El amanecer llegó como una herida. No hubo campanas, ni villancicos, ni risas infantiles en las calles. Solo un cielo teñido de rojo, como si la aurora se hubiera bañado en sangre. La nieve caía con lentitud sobre la ciudad, pero ya no era blanca: sus copos, al tocar el suelo, dejaban pequeñas huellas negras, como ceniza ardiente.
Era Navidad, mas la pureza del día había sido devorada por algo antiguo, por un poder que dormía desde hacía siglos y que esa noche había despertado.
En el centro de la vieja librería, Ira abrió los ojos.
El fuego ya no ardía en la chimenea. Solo quedaban brasas, susurros de una noche que parecía un sueño febril. El aire estaba impregnado de humo y de un leve aroma metálico, como el que deja el hierro al fundirse.
Se incorporó con lentitud al sentir cómo cada fibra de su cuerpo respondía de una manera distinta. No sentía frío, aunque la temperatura debía ser gélida. La piel le brillaba con un resplandor tenue y sus venas parecían filamentos dorados bajo la luz carmesí que entraba por las vidrieras rotas.
—¿Azazel? —susurró con suavidad pero firme.
El eco devolvió su nombre, multiplicado. No lo veía, no obstante, lo sentía.
El vínculo que los unía continuaba allí, más fuerte que nunca, latiendo dentro de su pecho como un segundo corazón.
Cuando se puso en pie, el suelo bajo sus pies desnudos se agrietó para dejar escapar un leve vapor rojizo. La piedra ardía sin quemarla.

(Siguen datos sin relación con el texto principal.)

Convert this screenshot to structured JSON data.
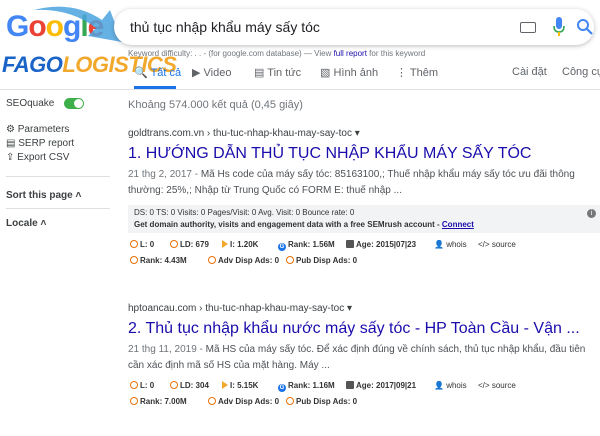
{
  "google_logo": "Google",
  "brand": {
    "part1": "FAGO",
    "part2": "LOGISTICS"
  },
  "search": {
    "query": "thủ tục nhập khẩu máy sấy tóc"
  },
  "keyword_bar": {
    "prefix": "Keyword difficulty: . . - (for google.com database) — View ",
    "link": "full report",
    "suffix": " for this keyword"
  },
  "tabs": {
    "all": "Tất cả",
    "video": "Video",
    "news": "Tin tức",
    "images": "Hình ảnh",
    "more": "Thêm",
    "settings": "Cài đặt",
    "tools": "Công cụ"
  },
  "sidebar": {
    "seoquake": "SEOquake",
    "items": [
      "Parameters",
      "SERP report",
      "Export CSV"
    ],
    "sort": "Sort this page",
    "locale": "Locale"
  },
  "stats": "Khoảng 574.000 kết quả (0,45 giây)",
  "results": [
    {
      "cite": "goldtrans.com.vn › thu-tuc-nhap-khau-may-say-toc ▾",
      "title": "1. HƯỚNG DẪN THỦ TỤC NHẬP KHẨU MÁY SẤY TÓC",
      "date": "21 thg 2, 2017 - ",
      "snippet": "Mã Hs code của máy sấy tóc: 85163100,; Thuế nhập khẩu máy sấy tóc ưu đãi thông thường: 25%,; Nhập từ Trung Quốc có FORM E: thuế nhập ...",
      "bar1": "DS: 0      TS: 0          Visits: 0   Pages/Visit: 0   Avg. Visit: 0   Bounce rate: 0",
      "bar2": "Get domain authority, visits and engagement data with a free SEMrush account - ",
      "bar2_link": "Connect",
      "m": [
        "L: 0",
        "LD: 679",
        "I: 1.20K",
        "Rank: 1.56M",
        "Age: 2015|07|23",
        "whois",
        "source"
      ],
      "m2": [
        "Rank: 4.43M",
        "Adv Disp Ads: 0",
        "Pub Disp Ads: 0"
      ]
    },
    {
      "cite": "hptoancau.com › thu-tuc-nhap-khau-may-say-toc ▾",
      "title": "2. Thủ tục nhập khẩu nước máy sấy tóc - HP Toàn Cầu - Vận ...",
      "date": "21 thg 11, 2019 - ",
      "snippet": "Mã HS của máy sấy tóc. Để xác định đúng về chính sách, thủ tục nhập khẩu, đầu tiên cần xác định mã số HS của mặt hàng. Máy ...",
      "m": [
        "L: 0",
        "LD: 304",
        "I: 5.15K",
        "Rank: 1.16M",
        "Age: 2017|09|21",
        "whois",
        "source"
      ],
      "m2": [
        "Rank: 7.00M",
        "Adv Disp Ads: 0",
        "Pub Disp Ads: 0"
      ]
    }
  ],
  "colors": {
    "link": "#1a0dab",
    "accent": "#1a73e8",
    "brand_blue": "#1a64c8",
    "brand_orange": "#f2a82c"
  }
}
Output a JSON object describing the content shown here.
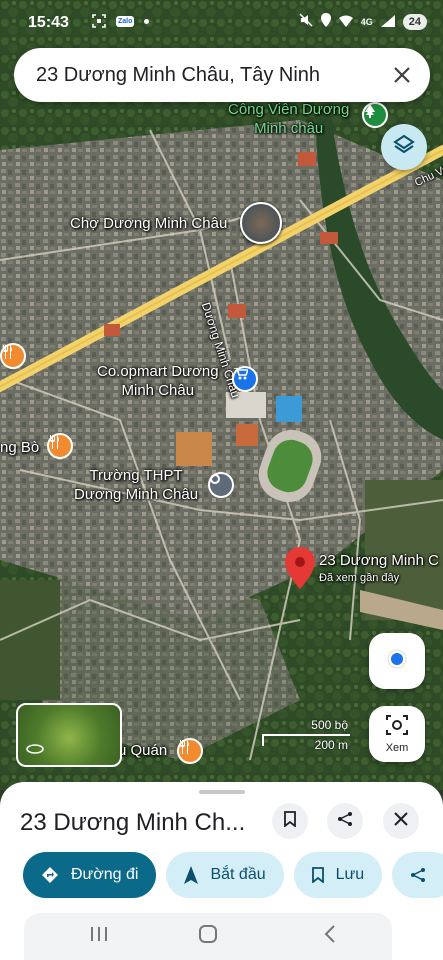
{
  "status_bar": {
    "time": "15:43",
    "zalo_label": "Zalo",
    "network": "4G",
    "battery": "24"
  },
  "search": {
    "query": "23 Dương Minh Châu, Tây Ninh",
    "close_icon": "close-icon"
  },
  "map": {
    "labels": {
      "park": "Công Viên Dương\nMinh châu",
      "market": "Chợ Dương Minh Châu",
      "road": "Dương Minh Châu",
      "coopmart": "Co.opmart Dương\nMinh Châu",
      "restaurant_left": "ng Bò",
      "school": "Trường THPT\nDương Minh Châu",
      "pin_title": "23 Dương Minh C",
      "pin_subtitle": "Đã xem gần đây",
      "quan": "u Quán",
      "edge_road": "Chu Va"
    },
    "scale": {
      "imperial": "500 bộ",
      "metric": "200 m"
    },
    "xem_label": "Xem",
    "colors": {
      "pin": "#e53935",
      "location_dot": "#1a73e8",
      "road": "#f2d36b"
    }
  },
  "sheet": {
    "title": "23 Dương Minh Ch...",
    "actions": [
      {
        "label": "Đường đi",
        "icon": "directions-icon"
      },
      {
        "label": "Bắt đầu",
        "icon": "navigation-arrow-icon"
      },
      {
        "label": "Lưu",
        "icon": "bookmark-icon"
      }
    ]
  }
}
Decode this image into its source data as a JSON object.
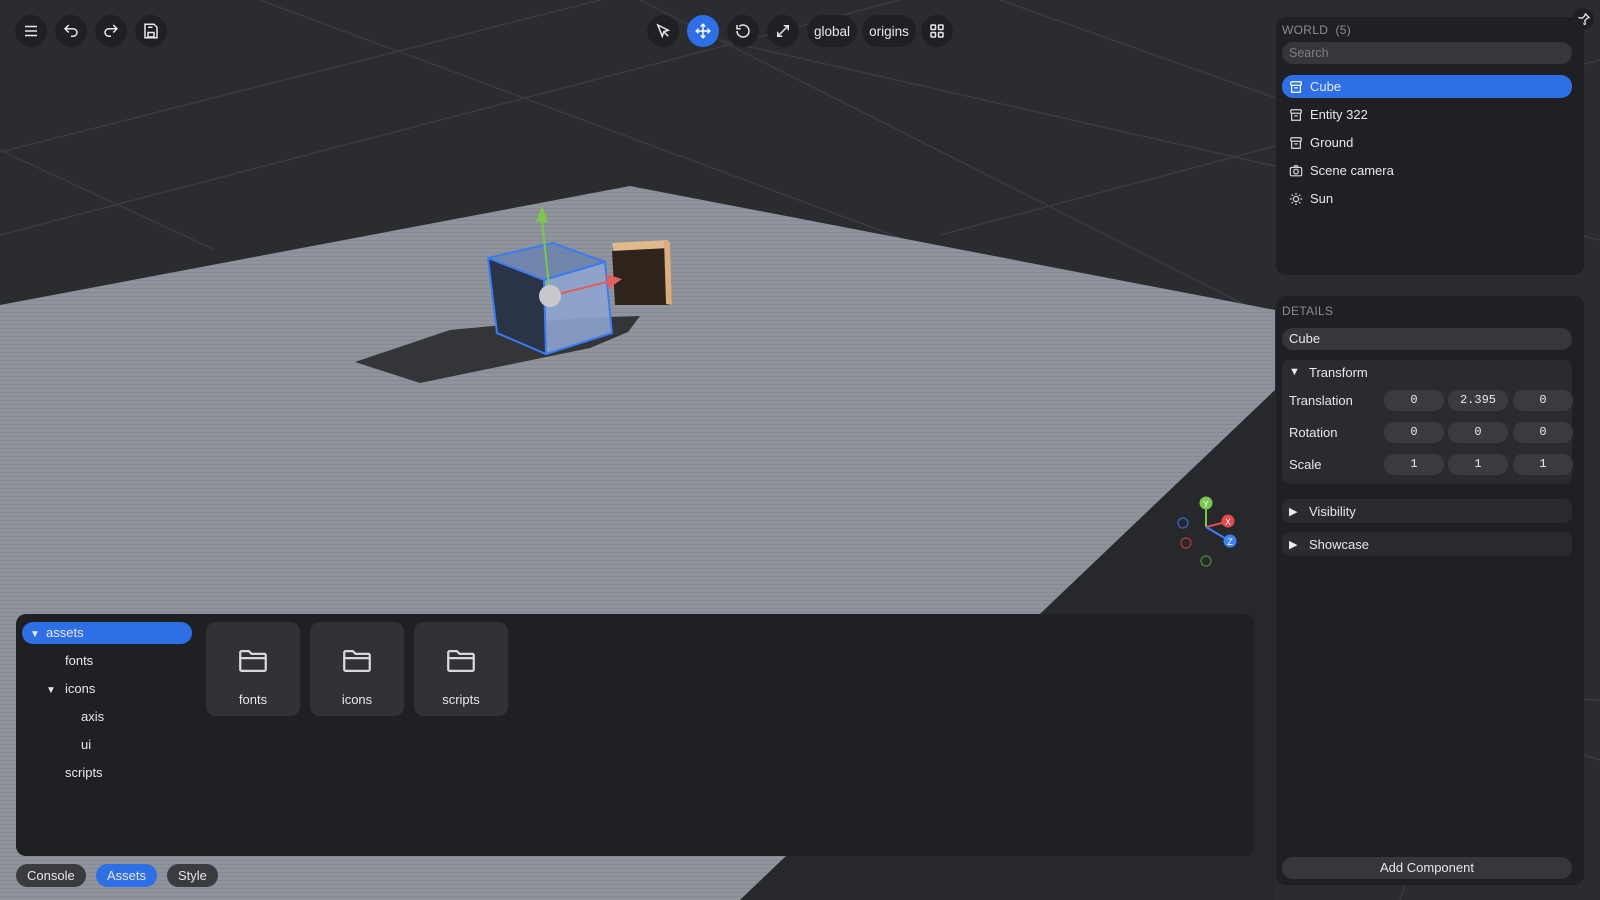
{
  "toolbar": {
    "left": [
      "menu-icon",
      "undo-icon",
      "redo-icon",
      "save-icon"
    ],
    "center": {
      "space_label": "global",
      "pivot_label": "origins"
    }
  },
  "world": {
    "title": "WORLD",
    "count": "(5)",
    "search_placeholder": "Search",
    "items": [
      {
        "label": "Cube",
        "icon": "entity-icon",
        "selected": true
      },
      {
        "label": "Entity 322",
        "icon": "entity-icon",
        "selected": false
      },
      {
        "label": "Ground",
        "icon": "entity-icon",
        "selected": false
      },
      {
        "label": "Scene camera",
        "icon": "camera-icon",
        "selected": false
      },
      {
        "label": "Sun",
        "icon": "sun-icon",
        "selected": false
      }
    ]
  },
  "details": {
    "title": "DETAILS",
    "name": "Cube",
    "transform": {
      "label": "Transform",
      "translation": {
        "label": "Translation",
        "values": [
          "0",
          "2.395",
          "0"
        ]
      },
      "rotation": {
        "label": "Rotation",
        "values": [
          "0",
          "0",
          "0"
        ]
      },
      "scale": {
        "label": "Scale",
        "values": [
          "1",
          "1",
          "1"
        ]
      }
    },
    "visibility_label": "Visibility",
    "showcase_label": "Showcase",
    "add_component_label": "Add Component"
  },
  "gizmo_axes": {
    "x": "X",
    "y": "Y",
    "z": "Z"
  },
  "assets": {
    "tree": [
      {
        "label": "assets",
        "depth": 0,
        "expanded": true,
        "selected": true
      },
      {
        "label": "fonts",
        "depth": 1,
        "expanded": false,
        "selected": false
      },
      {
        "label": "icons",
        "depth": 1,
        "expanded": true,
        "selected": false
      },
      {
        "label": "axis",
        "depth": 2,
        "expanded": false,
        "selected": false
      },
      {
        "label": "ui",
        "depth": 2,
        "expanded": false,
        "selected": false
      },
      {
        "label": "scripts",
        "depth": 1,
        "expanded": false,
        "selected": false
      }
    ],
    "folders": [
      "fonts",
      "icons",
      "scripts"
    ]
  },
  "tabs": [
    {
      "label": "Console",
      "active": false
    },
    {
      "label": "Assets",
      "active": true
    },
    {
      "label": "Style",
      "active": false
    }
  ],
  "colors": {
    "accent": "#2f6fe6",
    "panel": "#1f2023",
    "axis_x": "#e5484d",
    "axis_y": "#7ac74f",
    "axis_z": "#3b82f6"
  }
}
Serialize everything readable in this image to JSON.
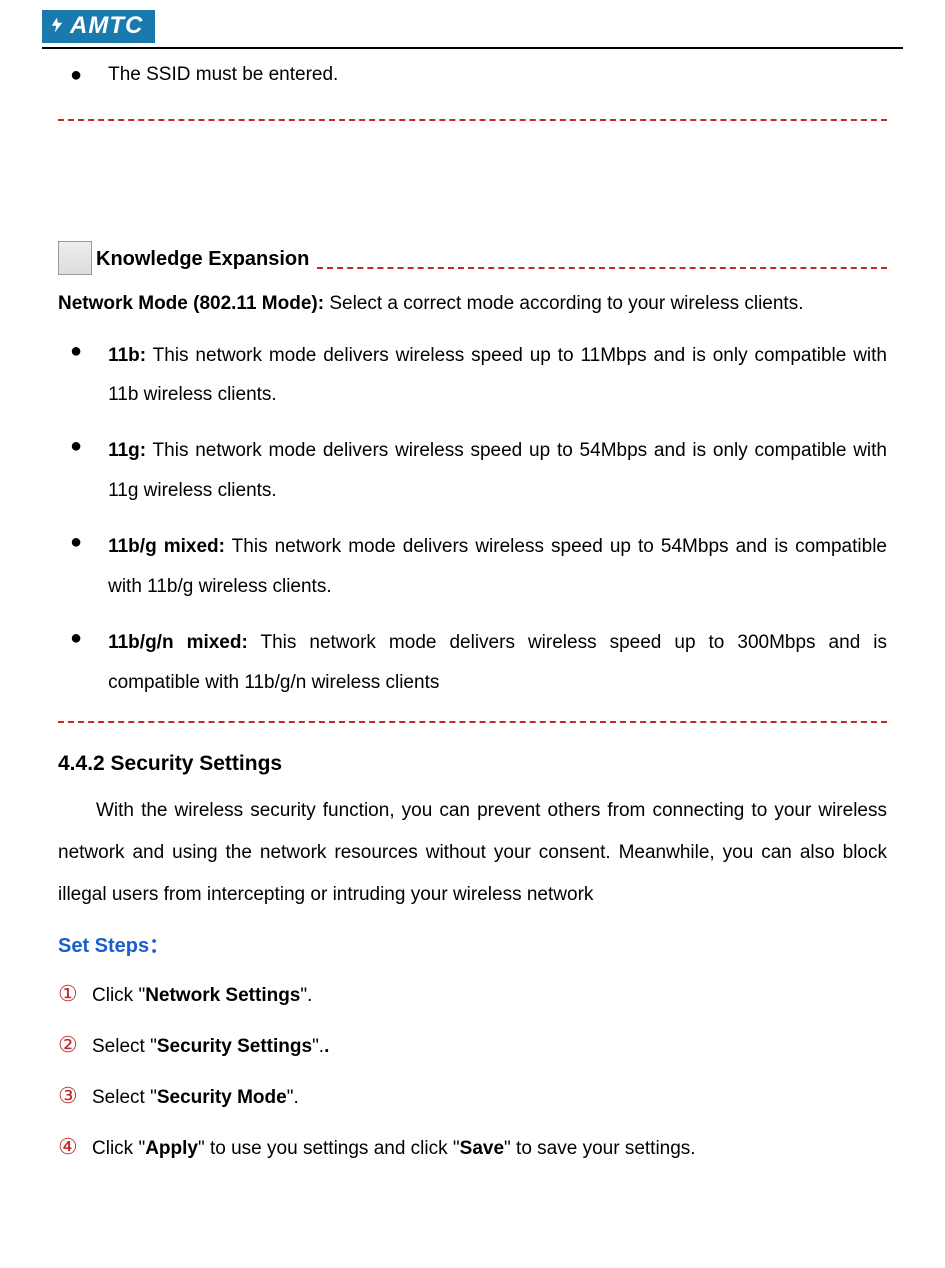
{
  "logo": {
    "text": "AMTC"
  },
  "topNote": {
    "text": "The SSID must be entered."
  },
  "knowledge": {
    "title": "Knowledge Expansion",
    "intro_label": "Network Mode (802.11 Mode):",
    "intro_text": " Select a correct mode according to your wireless clients.",
    "modes": [
      {
        "label": "11b:",
        "text": " This network mode delivers wireless speed up to 11Mbps and is only compatible with 11b wireless clients."
      },
      {
        "label": "11g:",
        "text": " This network mode delivers wireless speed up to 54Mbps and is only compatible with 11g wireless clients."
      },
      {
        "label": "11b/g mixed:",
        "text": " This network mode delivers wireless speed up to 54Mbps and is compatible with 11b/g wireless clients."
      },
      {
        "label": "11b/g/n mixed:",
        "text": " This network mode delivers wireless speed up to 300Mbps and is compatible with 11b/g/n wireless clients"
      }
    ]
  },
  "section": {
    "heading": "4.4.2 Security Settings",
    "intro": "With the wireless security function, you can prevent others from connecting to your wireless network and using the network resources without your consent. Meanwhile, you can also block illegal users from intercepting or intruding your wireless network",
    "set_steps_label": "Set Steps：",
    "steps": [
      {
        "num": "①",
        "pre": "Click \"",
        "bold": "Network Settings",
        "post": "\"."
      },
      {
        "num": "②",
        "pre": "Select \"",
        "bold": "Security Settings",
        "post": "\"."
      },
      {
        "num": "③",
        "pre": "Select \"",
        "bold": "Security Mode",
        "post": "\"."
      },
      {
        "num": "④",
        "pre": "Click \"",
        "bold": "Apply",
        "mid": "\" to use you settings and click \"",
        "bold2": "Save",
        "post2": "\" to save your settings."
      }
    ]
  }
}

Sus ojos, antes grises, ahora eran de un tono cambiante: un fuego líquido que se tornaba ámbar, luego rojo, después casi negro. Su cabello, blanco como la escarcha, parecía absorber la luz del amanecer para dejar un halo de energía tras cada movimiento.
Ya no era la bruja exiliada que había huido durante siglos. Ni siquiera era completamente humana. Había nacido de nuevo.
La puerta de la librería se abrió con un crujido. El aire helado entró, acompañado del aroma a nieve quemada. Y él estaba allí.
Azazel avanzó despacio mientras sus botas dejaban huellas humeantes sobre el mármol. La nieve se derretía a su paso, como si el mundo aún temiera su toque.
Su piel, antes marcada por las sombras, parecía ahora más humana, aunque la oscuridad seguía latiendo en su mirada. Las alas, negras y enormes, se recogieron tras su espalda como un manto de medianoche.
Pero lo más perturbador era que él también había cambiado.
Su fuego ya no era solo infernal; se había teñido de tonos dorados, como si una parte de su condena hubiera sido purificada. Su presencia seguía siendo peligrosa, mas había en ella algo nuevo, casi… sagrado.
Cuando la vio, se detuvo.
Ira, de pie entre las brasas y la nieve, lo miraba con una calma que nunca antes había tenido. Su rostro, iluminado por el amanecer rojo, parecía el de una diosa olvidada.
—Así que, lo hiciste —dijo él con apenas una sonrisa en sus labios.
Ella lo observó sin responder. La voz de él era un recuerdo dulce y violento a la vez.
—Te advertí que nada sería igual. —Él se acercó un poco más—. Que si sellabas el pacto, morirías tal como eras.
—Morí —advirtió ella, y el eco de su voz retumbó como un trueno suave—. Pero no lamento haberlo hecho.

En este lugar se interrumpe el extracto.